Ainsi, la revue établit un système réfléchi de correspondances et de dissemblances, bientôt parcouru par des mouvements. Les œuvres s’assemblent, s’articulent et composent des montages dynamiques en suivant la piste des prolongements ou des contrastes formels, matériels et processuels. Les prolongements, les échos ou les confrontations formels qui apparaissent animent l’espace de la revue, créent des rythmes et des dynamiques entre les œuvres reproduites. Il se construit deux types de variations contraires concomitantes qui insufflent deux dynamiques à l’intérieur de l’espace réversible institué. Leurs antagonismes se croisent et se confrontent, entre concordances et dissemblances, instaurent une versatilité des liens tissés entre les œuvres. La dimension paradoxale de la tension dynamique qui traverse le montage forme une certaine compression d’œuvre en œuvre.

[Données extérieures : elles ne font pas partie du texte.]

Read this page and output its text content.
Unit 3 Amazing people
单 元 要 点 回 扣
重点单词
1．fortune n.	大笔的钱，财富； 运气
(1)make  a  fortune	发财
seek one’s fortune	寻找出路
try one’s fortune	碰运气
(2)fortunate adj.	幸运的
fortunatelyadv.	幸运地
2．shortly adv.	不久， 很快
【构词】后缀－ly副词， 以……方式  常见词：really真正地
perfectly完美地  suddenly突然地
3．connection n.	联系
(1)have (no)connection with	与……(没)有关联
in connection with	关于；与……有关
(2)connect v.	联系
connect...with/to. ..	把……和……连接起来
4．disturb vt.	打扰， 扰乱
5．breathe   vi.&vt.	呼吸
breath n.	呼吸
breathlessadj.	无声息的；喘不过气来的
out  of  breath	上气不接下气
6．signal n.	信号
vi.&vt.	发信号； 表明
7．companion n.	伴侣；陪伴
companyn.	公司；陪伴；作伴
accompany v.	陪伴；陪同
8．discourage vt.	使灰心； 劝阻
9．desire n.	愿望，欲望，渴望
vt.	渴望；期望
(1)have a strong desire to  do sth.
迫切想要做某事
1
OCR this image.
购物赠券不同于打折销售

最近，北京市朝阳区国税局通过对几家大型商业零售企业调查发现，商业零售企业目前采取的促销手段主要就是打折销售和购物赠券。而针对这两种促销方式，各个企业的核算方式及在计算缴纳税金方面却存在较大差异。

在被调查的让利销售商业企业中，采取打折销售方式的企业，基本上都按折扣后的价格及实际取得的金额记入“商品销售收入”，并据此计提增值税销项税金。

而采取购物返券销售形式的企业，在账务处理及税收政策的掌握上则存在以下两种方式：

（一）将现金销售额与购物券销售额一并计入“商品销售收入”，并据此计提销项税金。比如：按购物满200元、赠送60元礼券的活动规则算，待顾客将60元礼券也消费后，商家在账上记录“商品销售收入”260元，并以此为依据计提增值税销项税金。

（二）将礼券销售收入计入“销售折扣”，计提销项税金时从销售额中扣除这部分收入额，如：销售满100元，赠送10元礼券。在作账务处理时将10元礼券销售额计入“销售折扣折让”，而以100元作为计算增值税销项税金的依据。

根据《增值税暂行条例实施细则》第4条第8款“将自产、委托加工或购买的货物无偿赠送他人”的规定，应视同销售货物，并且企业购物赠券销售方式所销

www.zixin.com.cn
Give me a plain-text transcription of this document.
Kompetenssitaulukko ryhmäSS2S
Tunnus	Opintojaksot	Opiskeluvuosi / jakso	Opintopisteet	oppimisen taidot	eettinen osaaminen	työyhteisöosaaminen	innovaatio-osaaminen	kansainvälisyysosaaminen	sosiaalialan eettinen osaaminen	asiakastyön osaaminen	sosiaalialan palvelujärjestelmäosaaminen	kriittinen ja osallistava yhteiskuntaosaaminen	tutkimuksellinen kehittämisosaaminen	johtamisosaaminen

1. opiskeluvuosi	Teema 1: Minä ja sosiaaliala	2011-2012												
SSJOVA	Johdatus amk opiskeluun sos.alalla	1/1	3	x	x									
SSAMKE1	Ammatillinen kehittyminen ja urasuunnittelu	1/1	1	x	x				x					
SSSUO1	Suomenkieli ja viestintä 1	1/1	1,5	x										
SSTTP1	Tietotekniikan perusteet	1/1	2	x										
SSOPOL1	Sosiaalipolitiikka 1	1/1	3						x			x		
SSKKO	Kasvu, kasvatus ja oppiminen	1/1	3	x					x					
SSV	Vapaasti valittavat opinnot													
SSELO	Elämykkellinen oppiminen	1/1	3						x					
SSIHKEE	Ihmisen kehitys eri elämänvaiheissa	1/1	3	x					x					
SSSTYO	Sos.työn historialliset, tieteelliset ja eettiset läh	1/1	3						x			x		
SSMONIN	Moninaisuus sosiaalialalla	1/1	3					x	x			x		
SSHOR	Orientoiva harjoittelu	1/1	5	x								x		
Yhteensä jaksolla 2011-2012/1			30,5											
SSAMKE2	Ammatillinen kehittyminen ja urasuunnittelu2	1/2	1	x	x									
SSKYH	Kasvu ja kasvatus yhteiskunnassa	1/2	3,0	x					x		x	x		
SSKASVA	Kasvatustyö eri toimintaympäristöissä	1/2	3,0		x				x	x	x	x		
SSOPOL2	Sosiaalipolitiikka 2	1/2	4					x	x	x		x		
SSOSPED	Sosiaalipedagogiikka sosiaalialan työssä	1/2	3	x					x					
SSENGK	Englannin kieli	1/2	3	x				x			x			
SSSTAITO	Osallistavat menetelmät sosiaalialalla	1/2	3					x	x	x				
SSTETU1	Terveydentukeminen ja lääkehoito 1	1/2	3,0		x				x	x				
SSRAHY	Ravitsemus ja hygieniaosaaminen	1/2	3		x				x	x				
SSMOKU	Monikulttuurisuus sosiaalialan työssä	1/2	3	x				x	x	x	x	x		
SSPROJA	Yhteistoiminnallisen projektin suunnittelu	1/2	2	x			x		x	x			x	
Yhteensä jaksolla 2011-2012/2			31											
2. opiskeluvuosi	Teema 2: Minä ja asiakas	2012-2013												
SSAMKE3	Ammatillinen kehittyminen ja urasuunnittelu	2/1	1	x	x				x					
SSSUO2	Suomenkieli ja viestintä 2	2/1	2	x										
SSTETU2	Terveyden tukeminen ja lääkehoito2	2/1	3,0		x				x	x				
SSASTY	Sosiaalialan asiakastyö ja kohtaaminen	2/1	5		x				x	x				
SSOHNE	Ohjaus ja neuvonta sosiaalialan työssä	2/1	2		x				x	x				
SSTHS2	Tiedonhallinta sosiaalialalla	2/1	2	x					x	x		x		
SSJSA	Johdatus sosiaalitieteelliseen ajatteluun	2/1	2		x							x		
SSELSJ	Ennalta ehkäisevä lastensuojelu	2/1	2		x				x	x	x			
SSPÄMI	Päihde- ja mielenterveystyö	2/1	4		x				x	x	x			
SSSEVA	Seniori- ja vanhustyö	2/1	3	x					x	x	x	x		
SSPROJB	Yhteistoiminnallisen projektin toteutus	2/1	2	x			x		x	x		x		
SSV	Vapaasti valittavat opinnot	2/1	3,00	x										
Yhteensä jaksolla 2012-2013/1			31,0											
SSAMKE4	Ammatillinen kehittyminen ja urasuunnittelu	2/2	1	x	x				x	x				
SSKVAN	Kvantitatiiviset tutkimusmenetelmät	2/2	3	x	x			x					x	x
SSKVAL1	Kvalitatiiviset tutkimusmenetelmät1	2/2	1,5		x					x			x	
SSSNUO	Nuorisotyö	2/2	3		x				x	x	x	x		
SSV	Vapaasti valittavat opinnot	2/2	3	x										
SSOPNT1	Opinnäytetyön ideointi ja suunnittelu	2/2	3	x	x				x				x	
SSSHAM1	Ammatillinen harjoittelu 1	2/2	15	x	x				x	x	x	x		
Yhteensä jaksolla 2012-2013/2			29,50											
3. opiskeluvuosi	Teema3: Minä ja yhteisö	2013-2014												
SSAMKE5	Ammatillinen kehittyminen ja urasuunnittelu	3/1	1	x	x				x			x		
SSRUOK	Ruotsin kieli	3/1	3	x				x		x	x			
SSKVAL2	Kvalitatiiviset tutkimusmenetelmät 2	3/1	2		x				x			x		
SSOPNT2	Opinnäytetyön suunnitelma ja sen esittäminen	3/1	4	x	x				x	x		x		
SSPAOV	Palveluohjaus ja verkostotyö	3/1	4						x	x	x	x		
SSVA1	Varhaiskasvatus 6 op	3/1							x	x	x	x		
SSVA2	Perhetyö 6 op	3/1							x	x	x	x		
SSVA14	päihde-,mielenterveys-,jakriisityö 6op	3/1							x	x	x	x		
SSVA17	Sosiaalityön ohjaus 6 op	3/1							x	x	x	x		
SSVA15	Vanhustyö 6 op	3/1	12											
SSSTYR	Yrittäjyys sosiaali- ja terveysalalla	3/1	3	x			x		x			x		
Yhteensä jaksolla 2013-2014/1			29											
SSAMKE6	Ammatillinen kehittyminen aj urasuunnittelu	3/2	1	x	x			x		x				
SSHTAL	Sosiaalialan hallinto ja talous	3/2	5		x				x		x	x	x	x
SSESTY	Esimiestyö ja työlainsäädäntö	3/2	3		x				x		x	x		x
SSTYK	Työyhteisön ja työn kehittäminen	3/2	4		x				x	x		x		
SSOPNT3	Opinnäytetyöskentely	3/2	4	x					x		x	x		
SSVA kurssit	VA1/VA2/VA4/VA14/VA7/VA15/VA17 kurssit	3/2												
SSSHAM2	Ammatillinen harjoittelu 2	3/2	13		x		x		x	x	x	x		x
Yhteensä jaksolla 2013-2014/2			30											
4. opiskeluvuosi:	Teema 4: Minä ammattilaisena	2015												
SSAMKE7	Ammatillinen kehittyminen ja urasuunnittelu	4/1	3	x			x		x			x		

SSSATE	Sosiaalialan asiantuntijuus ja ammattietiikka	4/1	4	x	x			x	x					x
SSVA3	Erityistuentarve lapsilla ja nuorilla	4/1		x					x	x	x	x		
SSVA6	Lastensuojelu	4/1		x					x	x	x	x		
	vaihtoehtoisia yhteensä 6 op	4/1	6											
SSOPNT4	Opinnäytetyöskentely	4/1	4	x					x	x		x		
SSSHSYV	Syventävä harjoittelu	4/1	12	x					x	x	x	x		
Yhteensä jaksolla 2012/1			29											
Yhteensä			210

La revue devient de cette façon un lieu plastique et rythmique dont l’uniformité apparente se fonde paradoxalement sur une réversibilité et une versatilité. L’uniformité, la clarté sert de surface à un espace plastique réfléchi, réverbéré dont les duplicités insufflent encore une certaine profondeur et un même un vertige entre les œuvres. La mise en page devient un tissu complexe, dense qui conjugue les lignes plastiques des œuvres aux rythmiques de la composition, et construit un espace visuel, tout entier de réverbérations et de réflexions. Au long des rythmiques visuelles, il se crée des correspondances, des saillies, des épaisseurs plastiques qui emmènent le regard vers un abîme formel.